The most popular trans fat is margarine . It is prepared by hydrogenating palm or soybean oil or by "enriching" lard with soybean fat. Cooking, in the end, does not matter - all trans fats are harmful to human health and should be avoided.
Products from fast food chains, ready-made pies and snacks, puff pastry and other pasta, salads, chips, corn sticks, vegetable cream, microwave popcorn, chocolates with vegetable oil - all of them contain doses exceeding the times tolerated by the human body daily norms.
According to experts, the consumption of artificial trans fats should not exceed 1% of the total caloric intake for the day. These amounts can be tolerated and expelled from the body without lasting consequences, but any overdose inevitably damages health.

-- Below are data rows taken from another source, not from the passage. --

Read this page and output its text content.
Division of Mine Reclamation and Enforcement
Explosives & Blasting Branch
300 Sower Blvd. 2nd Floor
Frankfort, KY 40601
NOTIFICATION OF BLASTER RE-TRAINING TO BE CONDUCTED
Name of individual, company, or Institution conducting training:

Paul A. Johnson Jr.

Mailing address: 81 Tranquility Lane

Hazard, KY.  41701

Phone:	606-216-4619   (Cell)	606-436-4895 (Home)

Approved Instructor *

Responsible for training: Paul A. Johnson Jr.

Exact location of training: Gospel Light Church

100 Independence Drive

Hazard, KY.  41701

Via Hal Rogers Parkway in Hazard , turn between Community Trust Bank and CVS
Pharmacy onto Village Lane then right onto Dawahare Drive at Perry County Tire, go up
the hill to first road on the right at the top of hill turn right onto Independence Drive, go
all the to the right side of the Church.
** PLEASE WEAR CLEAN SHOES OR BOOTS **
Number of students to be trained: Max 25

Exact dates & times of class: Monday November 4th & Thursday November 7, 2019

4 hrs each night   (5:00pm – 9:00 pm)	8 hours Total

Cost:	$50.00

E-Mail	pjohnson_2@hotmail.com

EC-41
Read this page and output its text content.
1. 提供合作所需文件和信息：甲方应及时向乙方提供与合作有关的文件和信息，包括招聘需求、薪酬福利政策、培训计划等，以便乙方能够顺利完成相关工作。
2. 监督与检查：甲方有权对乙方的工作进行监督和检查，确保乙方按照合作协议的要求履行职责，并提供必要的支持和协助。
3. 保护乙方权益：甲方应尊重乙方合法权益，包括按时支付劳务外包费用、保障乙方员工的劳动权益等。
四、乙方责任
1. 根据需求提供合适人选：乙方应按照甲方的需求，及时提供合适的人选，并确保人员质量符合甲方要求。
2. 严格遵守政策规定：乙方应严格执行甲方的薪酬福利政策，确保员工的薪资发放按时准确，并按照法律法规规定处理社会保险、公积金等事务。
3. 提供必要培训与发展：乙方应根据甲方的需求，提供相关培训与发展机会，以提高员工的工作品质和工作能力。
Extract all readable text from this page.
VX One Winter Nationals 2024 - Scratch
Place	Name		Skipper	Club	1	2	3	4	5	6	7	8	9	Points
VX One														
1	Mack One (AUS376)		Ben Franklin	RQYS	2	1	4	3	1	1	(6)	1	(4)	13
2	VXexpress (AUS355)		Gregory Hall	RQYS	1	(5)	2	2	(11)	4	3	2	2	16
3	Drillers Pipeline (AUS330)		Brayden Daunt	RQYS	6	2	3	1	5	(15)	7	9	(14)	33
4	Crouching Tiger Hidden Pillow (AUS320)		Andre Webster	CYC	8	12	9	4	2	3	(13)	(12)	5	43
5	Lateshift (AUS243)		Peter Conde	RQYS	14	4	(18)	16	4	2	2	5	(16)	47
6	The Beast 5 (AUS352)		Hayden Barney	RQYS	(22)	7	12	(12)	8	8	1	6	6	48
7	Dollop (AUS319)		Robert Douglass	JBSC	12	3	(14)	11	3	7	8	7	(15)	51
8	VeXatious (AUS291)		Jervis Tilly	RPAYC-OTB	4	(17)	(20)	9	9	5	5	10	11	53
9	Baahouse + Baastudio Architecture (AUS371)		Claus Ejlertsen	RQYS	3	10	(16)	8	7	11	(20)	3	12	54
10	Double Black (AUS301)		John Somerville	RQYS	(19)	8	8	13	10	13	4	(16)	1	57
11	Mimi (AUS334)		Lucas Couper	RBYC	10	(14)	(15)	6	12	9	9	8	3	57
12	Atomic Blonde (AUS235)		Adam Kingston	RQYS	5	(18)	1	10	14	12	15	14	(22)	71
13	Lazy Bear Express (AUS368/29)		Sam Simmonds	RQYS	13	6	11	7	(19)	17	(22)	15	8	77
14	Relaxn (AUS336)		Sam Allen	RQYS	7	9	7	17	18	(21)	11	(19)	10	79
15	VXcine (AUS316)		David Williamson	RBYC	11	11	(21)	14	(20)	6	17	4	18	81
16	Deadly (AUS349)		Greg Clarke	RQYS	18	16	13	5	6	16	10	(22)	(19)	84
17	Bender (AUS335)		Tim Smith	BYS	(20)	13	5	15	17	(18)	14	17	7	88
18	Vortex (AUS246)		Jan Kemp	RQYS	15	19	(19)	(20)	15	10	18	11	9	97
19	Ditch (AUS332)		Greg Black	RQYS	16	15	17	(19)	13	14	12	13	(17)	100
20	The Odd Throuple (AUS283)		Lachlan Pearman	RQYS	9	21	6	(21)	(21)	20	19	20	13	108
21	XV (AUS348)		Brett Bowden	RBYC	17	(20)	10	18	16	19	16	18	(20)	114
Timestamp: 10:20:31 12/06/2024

With a diet of 2,000 kcal per day, no more than 20 of them should be derived from trans fats. Thus, the upper limit for trans fats is 2 g per day, and it is recommended that this limit is not reached more than 3-4 times a week.
A portion of french fries of 150 g contains 7 g of trans fat; one chicken doner - about 7-10 g; 1 tbsp. margarine - 7 g; 1 croissant - 2 g.
It is advisable to avoid dry soups and soluble broths - in addition to the addictive monosodium glutamate , they contain huge amounts of trans fats, often exceeding several times the recommended daily limit.
To avoid excessive amounts of harmful fats, it is recommended to cook at home mainly with olive oil and very limited amounts of oil - to avoid margarine and hard oils. Avoid fried foods in restaurants - in addition to being cooked with the cheapest types of trans fats, they often stay in the fryers and after too long heating and frying the fat itself acquires carcinogenic properties , dramatically increasing the risk of colorectal cancer . Semi-finished products such as cupcakes, muffins and other sweets are also made with margarine and it is advisable to avoid them.